Alzheimer’s disease is the most common form of dementia followed by vascular dementia (caused mainly by strokes). In its response to the Department of Health’s consultation, the Alzheimer Society of Ireland called for a specific clinical directorate to deal with dementia, oversee the strategy and ensure that other parts of the Health Service are aware of the condition and its consequences. Indeed, this is seen as a ‘whole of government’ issue as several public services are needed to support those affected.
People with dementia and their carers must be involved in the decisions that affect their lives and recognised as the experts in the “lived experience” of the condition.
The society also wants dementia to be seen as a social issue which needs a community response. The focus here should be on the person’s abilities and their possibilities in life. A system of well-managed ‘care pathways’ should ensure better co-ordination between carers and health professionals. A world class research base is also sought, including an accurate baseline for the prevalence of dementia which will help Ireland to plan for the future.
Seven priorities were set out:
1. getting a diagnosis, disclosure and early intervention;
2. helping the person to live well in the community;
3. improved care in the acute hospital setting;
4. a better quality of life in residential care;
5. palliative and end-of-life care;
6. supporting people with younger onset dementia; and
7. tackling stigma and raising awareness.
The Institute of Public Health in Ireland, meanwhile, outlined the main risk factors which determine whether a person may develop dementia.
It is true that the risk increases with age but also that the needs of younger people with dementia are “far more complex” than those of older people. Men have a higher prevalence up to the age of 75 but it is much more common in women after that point – this reflects the longer female life expectancy.
People with Down’s syndrome have high rates of dementia and the condition affects one in 550 people born in Ireland, compared to one in 1,000 in Britain. These people tend to be among the younger sufferers as they have a life expectancy of 50-60 years. Some rare forms of dementia are inherited.
While the above factors cannot be modified, a person can reduce their risk by maintaining a healthy diet and low blood pressure, and reducing or avoiding smoking and heavy alcohol consumption. High levels of physical and mental activity – and strong social networks – can also help.
A Department of Health spokeswoman told eolas that the strategy was delayed because more work was needed to make it cost-neutral. It is now due to be published by November.
In the meantime, Atlantic Philanthropies has provided €14.7 million in grants to improve the care and well-being of people living with dementia. Minister Lynch welcomed the investment as “one of the most important” in recent years and explained that the funding will help to implement the national dementia strategy.

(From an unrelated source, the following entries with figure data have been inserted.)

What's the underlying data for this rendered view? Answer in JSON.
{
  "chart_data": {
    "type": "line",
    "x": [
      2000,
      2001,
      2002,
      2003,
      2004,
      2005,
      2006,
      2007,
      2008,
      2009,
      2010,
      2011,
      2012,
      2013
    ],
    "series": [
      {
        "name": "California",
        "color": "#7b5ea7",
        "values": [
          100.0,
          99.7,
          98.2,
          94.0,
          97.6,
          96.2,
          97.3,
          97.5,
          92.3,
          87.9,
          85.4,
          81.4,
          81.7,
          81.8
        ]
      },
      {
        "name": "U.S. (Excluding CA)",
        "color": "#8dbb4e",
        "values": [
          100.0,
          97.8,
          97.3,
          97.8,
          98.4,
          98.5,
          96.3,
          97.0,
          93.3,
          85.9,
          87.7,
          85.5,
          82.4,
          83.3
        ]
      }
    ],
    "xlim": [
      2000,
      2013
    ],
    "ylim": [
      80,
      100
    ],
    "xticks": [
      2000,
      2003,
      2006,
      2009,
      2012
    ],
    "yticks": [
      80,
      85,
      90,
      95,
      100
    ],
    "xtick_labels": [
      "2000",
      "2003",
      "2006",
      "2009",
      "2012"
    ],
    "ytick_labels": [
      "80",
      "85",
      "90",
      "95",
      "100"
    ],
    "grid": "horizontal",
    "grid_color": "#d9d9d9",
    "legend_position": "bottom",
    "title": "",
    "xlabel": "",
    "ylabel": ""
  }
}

A research programme will also be funded in conjunction with the Health Research Board and supported by €1 million in match funding from the Department of Health.

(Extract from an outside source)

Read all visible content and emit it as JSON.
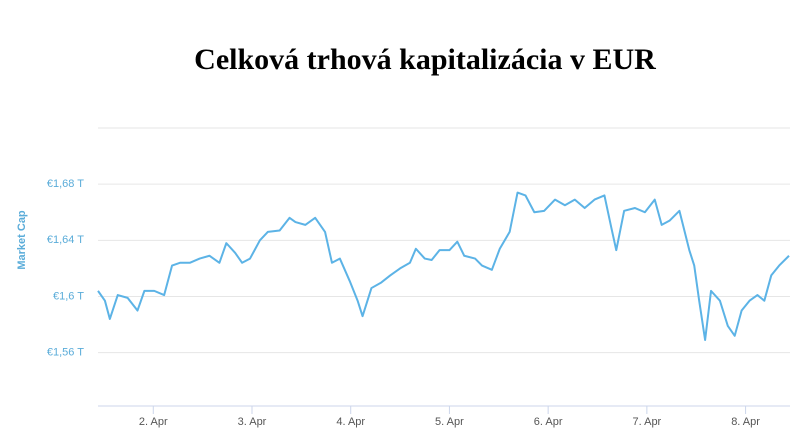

The Health Service Executive will meanwhile provide €15 million in match funding for intensive home care support, GP education and training, and dementia awareness.
The announcement was welcomed by the Alzheimer Society of Ireland. Chief Executive Gerry Martin said: “Ring-fenced funding for dementia is long-awaited and much needed, as we are working from a severe deficit in relation to investment and services for people with dementia in this country.” He added that the society looked forward to the “overdue publication” of the strategy.
Life with dementia
Insightful quotes from carers and those cared for were included in the Alzheimer Society’s submission.
“What I do now is walk around with a smile on my face because I’m still alive and I’m still happy, enjoying my life,” said one person after their diagnosis. Another admitted: “It is hard at times because of the things you can no longer do. You definitely feel different.”
One carer emphasised the need to integrate people with dementia into society “rather than keeping them on the periphery.” A family with a younger person with dementia found that “having a diagnosis under 65 means you don’t fit into any box in the Health Service” as it wasn’t considered a disability.